By chance, the times and conditions were just right for conquest. A little later, and gunpowder would have stopped them dead. And cavalry was the perfect force, because, unlike an army of foot-soldiers, they did not need lines of supplies. They had their fuel with them, in the form of grass. Every man had spare mounts, and a carpet of fuel, in the form of the Asian grasslands, invited them westward, all the way to Syria and the Russian steppes.
Along the way, the Mongols also acquired an ideology. As animists, they believed in countless nature spirits — of mountains, springs, rivers, trees — all under the aegis of their highest deity, Tengri, the Blue Sky. This was the god not only of the Mongols but of many other Inner Asian groups as well. A relic of this belief is to be seen today in the piles of rocks and pebbles, known as ovoos, that cap almost any hill or mountain. Their litters of offerings — empty vodka bottles, outdated banknotes, bits of blue silk — make them look like little rubbish dumps. If you come to one, you circle it three times clockwise, and add something to the pile, in deference to Tengri. The word also refers to weather, with a pairing similar to our Heaven/the heavens.
Traditionally, Tengri (Blue Heaven) was a remote entity, whose will might be interpreted by shamans. But Genghis’s success suggested that he was especially favoured, an idea that strengthened as the empire grew. Genghis’s heir, his third son Ogedei, turned it into a justification for yet more conquests, asserting that the whole world, of which they had not an inkling, had in fact been granted to the Mongols, and that it was their destiny to make everyone aware of this astonishing fact. It was Ogedei who sent the Mongol armies yet further, to Baghdad, to the shores of the Mediterranean, to southern Russia, to Poland, and the inviting grasslands of Hungary.
Why stop there? Leaders across Western Europe trembled, talked of Christian unity, and froze like deer caught in headlights. Luckily for them, in 1241, back in Mongolia, Ogedei died, and the Mongol armies pulled back to take part in the struggle for succession, leaving a wilderness of burned towns and rotting bodies. They never returned, perhaps because they had discovered that the Hungarian grasslands were not large enough to fuel such a vast army.

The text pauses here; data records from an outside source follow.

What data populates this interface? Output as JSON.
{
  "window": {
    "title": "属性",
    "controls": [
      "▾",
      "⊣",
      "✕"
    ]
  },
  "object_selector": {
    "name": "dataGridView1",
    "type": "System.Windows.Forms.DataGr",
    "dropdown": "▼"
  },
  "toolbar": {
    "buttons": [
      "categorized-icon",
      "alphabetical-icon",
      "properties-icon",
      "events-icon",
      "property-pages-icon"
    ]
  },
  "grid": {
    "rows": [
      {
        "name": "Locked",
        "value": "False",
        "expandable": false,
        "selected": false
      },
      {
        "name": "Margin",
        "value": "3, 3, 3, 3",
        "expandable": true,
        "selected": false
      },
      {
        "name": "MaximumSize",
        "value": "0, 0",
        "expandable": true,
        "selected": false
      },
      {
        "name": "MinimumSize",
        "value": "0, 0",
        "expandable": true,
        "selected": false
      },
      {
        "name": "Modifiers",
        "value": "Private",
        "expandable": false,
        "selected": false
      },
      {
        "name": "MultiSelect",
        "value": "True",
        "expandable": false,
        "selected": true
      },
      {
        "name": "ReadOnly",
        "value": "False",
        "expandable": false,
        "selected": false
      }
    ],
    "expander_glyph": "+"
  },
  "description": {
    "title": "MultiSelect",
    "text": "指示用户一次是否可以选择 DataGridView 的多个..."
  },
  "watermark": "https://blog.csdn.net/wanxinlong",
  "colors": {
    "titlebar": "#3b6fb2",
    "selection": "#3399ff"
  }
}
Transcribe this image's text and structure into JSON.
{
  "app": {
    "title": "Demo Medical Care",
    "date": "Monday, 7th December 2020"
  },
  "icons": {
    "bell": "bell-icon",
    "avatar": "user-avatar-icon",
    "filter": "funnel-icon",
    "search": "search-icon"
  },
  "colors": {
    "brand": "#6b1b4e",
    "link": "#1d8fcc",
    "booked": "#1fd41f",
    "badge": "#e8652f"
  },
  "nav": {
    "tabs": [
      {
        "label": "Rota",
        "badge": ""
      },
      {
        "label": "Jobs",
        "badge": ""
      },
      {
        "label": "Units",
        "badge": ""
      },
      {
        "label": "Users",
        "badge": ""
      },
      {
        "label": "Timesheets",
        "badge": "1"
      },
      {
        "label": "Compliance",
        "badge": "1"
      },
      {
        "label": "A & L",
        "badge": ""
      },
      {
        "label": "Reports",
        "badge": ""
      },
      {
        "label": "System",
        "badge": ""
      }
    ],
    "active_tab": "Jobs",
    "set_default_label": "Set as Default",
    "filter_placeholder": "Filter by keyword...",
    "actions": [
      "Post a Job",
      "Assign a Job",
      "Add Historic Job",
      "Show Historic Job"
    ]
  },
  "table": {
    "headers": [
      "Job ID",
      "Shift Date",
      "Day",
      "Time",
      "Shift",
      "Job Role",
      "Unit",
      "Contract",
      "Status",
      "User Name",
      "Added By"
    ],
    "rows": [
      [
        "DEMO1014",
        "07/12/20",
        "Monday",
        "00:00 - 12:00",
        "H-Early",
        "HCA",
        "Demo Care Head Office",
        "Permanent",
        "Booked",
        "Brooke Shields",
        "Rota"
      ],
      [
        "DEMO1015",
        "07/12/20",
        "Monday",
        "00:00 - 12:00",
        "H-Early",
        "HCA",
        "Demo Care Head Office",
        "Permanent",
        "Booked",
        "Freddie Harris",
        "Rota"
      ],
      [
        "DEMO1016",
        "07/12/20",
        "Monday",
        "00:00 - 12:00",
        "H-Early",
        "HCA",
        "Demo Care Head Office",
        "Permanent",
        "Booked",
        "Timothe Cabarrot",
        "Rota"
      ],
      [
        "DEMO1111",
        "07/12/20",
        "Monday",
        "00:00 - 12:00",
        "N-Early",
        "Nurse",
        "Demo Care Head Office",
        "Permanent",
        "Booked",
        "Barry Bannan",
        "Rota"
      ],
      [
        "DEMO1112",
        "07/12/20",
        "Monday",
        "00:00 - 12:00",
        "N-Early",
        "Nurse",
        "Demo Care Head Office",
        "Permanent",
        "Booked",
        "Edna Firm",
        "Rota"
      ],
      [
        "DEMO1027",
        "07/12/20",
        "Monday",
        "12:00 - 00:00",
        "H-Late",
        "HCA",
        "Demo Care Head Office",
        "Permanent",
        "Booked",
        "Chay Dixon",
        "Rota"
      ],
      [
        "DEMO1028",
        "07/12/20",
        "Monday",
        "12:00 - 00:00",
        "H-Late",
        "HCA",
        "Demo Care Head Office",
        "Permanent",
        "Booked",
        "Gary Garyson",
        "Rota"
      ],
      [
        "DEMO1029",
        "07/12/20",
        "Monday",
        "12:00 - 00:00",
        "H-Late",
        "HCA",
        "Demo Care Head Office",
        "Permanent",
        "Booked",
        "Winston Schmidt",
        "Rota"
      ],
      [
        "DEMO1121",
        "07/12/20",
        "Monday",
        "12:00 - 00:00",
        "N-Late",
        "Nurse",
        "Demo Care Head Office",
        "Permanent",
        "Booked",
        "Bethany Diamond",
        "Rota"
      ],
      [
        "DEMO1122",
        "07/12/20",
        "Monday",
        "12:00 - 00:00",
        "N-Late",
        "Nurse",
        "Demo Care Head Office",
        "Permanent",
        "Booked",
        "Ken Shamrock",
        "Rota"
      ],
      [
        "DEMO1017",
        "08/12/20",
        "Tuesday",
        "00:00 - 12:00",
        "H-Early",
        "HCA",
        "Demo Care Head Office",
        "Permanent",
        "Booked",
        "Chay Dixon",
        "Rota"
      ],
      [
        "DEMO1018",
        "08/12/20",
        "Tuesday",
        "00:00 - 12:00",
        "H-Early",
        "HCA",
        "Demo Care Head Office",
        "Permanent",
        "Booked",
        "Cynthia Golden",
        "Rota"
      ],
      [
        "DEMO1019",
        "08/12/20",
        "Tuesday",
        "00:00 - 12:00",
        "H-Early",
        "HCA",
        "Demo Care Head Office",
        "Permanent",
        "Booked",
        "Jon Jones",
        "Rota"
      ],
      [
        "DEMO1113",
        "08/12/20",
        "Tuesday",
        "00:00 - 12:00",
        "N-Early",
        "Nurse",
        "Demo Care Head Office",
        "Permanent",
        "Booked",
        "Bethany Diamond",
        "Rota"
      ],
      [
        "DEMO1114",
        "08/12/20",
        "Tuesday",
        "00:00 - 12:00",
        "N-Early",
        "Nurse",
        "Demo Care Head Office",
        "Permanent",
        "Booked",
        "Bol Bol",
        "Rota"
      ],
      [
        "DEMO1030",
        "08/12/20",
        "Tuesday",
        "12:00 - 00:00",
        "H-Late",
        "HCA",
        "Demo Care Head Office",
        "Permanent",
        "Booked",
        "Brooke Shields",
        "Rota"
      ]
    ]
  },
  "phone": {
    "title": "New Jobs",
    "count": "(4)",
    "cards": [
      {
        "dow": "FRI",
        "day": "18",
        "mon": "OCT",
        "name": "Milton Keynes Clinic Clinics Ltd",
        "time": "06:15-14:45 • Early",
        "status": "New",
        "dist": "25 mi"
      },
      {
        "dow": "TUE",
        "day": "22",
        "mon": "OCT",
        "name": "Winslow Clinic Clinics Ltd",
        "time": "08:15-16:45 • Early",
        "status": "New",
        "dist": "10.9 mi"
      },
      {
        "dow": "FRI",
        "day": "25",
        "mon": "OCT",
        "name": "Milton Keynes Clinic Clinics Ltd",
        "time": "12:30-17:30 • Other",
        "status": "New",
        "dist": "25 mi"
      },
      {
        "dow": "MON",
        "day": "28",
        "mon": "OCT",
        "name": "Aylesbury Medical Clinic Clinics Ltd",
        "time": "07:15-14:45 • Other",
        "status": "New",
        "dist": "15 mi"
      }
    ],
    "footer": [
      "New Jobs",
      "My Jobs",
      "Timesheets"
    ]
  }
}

Meanwhile, southern China remained untaken. Following a nasty family feud, the succession settled on the line of Genghis’s youngest son, Tolui, who was married to one of the most extraordinary women of the age, Sorkaktani. She, like the empire, deserves to be better known. Tolui died, but she, brilliantly combining patience and influence, saw her four sons become masters of the Mongolian universe. One (Hulegu) ruled Persia, one (Mönkhe) took over Mongolia itself, a third (Ariq) remained a wild card claiming his own realm in the heart of Asia, and the fourth was Kublai, who was made viceroy of north China by his brother Mönkhe. The two of them set about the invasion of China, the first step being the taking of Yunnan, then independent. In 1259, during the campaign, Mönkhe died and Kublai declared himself head of the whole empire.